Here are some hard questions: Do we search every kid who pissed off a relative? Do we search everyone who ever went to Yemen? Damascus? How about people who change planes? Travel in carry-on? Have funny underwear?

The answer is that we can’t do that, and even if we do, we merely teach the bad guys how to adapt. The point of defense-in-depth is that you stack a series of defenses, each of which is only a partial solution and the constellation of them works, not any given one. Airport screening worked some — he didn’t get in a good detonator. Passenger resistance worked some — once there was a firecracker-like explosion and a fire, they saved the plane. Defense-in-depth in toto worked.

This is not the reason to disband DHS. This is not the reason to sack Napolitano. Note that I did not say that DHS shouldn’t be disbanded. Nor did I say that Napolitano shouldn’t be sacked, merely that if you’re looking for a reason, this isn’t it.

If we look at what happened and think about what we could do better, DHS isn’t involved. The visa issue is the one to examine and DHS doesn’t give out visas, State does.

My criticism of DHS is that they flinched. They’ve put up these brain-dead stupid policies that are going to annoy travelers and are as likely to make us less safe, not more safe. They should have said that the system worked and there will be no changes so have a happy new year and stay calm.

I am willing to cut them a bit of slack, but if they don’t change their tune to “Keep Calm and Carry On,” then there will be a reason to start demanding heads. Sending people to Yemen was the right response. No headphones on the plane is the wrong one.

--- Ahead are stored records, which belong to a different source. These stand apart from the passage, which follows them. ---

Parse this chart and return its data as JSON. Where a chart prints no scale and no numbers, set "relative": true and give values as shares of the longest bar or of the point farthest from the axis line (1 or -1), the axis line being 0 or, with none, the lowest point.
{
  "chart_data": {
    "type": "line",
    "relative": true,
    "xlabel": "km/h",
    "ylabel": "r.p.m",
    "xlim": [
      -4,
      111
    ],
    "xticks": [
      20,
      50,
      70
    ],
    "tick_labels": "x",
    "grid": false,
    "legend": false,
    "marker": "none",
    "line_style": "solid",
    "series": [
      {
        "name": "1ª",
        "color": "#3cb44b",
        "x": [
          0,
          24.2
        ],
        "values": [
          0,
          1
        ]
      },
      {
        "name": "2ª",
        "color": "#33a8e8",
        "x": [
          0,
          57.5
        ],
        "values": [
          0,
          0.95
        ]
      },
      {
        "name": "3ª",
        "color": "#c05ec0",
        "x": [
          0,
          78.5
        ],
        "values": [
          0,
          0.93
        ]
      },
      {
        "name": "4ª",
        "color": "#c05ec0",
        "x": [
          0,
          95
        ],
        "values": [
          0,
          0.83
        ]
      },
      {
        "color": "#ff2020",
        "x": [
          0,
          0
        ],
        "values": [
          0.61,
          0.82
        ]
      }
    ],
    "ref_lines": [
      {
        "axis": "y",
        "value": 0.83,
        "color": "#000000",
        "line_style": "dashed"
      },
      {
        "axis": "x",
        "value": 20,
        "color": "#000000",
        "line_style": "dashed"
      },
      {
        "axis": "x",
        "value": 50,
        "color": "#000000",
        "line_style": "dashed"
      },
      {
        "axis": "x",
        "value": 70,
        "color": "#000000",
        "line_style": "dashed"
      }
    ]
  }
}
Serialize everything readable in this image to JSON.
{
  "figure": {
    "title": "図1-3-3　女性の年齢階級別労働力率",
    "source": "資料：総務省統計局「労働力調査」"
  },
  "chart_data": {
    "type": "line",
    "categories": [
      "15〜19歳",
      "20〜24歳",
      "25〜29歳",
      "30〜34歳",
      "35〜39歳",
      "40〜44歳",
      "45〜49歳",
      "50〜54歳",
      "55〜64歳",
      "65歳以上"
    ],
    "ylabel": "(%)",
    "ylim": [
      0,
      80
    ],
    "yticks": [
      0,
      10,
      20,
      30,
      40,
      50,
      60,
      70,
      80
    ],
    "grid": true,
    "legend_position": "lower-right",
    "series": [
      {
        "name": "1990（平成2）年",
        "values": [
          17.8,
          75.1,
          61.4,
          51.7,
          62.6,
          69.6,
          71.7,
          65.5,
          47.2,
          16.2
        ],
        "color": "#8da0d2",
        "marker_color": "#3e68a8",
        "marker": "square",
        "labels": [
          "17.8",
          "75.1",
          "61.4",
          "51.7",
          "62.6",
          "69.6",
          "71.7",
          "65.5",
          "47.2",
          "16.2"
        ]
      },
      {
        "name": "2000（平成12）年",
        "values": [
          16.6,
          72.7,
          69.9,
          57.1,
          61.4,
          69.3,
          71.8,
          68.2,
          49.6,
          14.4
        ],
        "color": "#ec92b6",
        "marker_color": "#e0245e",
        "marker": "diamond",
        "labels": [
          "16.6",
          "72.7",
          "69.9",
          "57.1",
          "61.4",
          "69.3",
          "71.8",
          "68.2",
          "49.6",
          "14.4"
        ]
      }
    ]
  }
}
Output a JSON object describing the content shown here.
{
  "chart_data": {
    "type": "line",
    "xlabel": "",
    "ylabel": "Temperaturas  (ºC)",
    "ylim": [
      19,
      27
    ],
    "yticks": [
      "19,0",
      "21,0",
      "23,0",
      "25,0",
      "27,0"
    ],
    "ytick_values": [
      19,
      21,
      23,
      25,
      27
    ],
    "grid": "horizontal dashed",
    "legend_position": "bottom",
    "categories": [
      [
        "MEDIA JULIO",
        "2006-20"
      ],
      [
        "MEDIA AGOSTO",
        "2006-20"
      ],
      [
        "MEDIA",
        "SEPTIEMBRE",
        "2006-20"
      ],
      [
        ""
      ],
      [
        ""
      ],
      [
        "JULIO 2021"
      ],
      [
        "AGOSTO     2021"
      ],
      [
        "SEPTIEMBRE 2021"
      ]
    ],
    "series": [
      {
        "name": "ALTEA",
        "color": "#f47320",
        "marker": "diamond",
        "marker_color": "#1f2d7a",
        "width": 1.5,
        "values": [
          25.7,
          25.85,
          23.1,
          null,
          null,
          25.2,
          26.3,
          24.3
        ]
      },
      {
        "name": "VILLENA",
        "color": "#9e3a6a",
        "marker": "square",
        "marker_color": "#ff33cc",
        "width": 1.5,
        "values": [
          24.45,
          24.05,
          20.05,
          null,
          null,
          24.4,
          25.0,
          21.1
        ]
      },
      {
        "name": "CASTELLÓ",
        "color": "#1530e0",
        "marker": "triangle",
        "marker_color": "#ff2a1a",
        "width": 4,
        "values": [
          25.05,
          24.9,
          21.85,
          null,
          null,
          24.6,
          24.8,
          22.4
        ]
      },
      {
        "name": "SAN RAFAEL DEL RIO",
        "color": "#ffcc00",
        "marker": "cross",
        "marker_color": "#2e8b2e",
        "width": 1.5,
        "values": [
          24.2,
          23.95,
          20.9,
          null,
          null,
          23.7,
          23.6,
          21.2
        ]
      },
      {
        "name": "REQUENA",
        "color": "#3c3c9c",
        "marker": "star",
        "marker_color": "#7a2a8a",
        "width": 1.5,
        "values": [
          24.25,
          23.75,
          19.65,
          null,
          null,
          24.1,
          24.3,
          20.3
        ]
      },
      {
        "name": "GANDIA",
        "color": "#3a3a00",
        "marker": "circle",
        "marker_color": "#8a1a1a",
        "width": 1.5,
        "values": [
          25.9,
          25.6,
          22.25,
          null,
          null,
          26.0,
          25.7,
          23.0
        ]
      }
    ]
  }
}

If DHS and TSA want to give people reason to call for firings and disbandings, they should keep doing what they’re doing now, not then.

Life is Risk. Keep calm and carry on is good advice for the rest of us, too. The vast majority of us are more likely to be struck by lightning while being eaten by a shark than we are to be a victim of a terrorist. Nonetheless, there are bad, crazy people out there. Sooner or later, no matter what we do, somethings’s going to happen. A plane will go down, a ship will have a bomb on it, a train will be attacked, or something will happen.

The actual risk of terrorism is so low that most adaptations are worse than the threat. More people died in traffic accidents as a result of shunning airplanes after 9/11 than in the actual attacks. After those attacks, the best terrorist second punch would have been a simple suicide bomber in the airport security lines.

When we wring our hands because we think that risk should be zero, we’re part of the problem, too. Schneier is right: we need more investigation and counter-terrorism and less security. Kudos to CNN and Maddow for airing a bit of reason.

So we should all thank our lucky stars that PETN isn’t as easy to detonate as we’re told. We should thank the same stars for passenger resistance. And we should breathe a sigh of relief for an incident that was botched so badly it’ll make others think twice or three times or more. And while you’re at it, don’t play with sharks in a thunderstorm.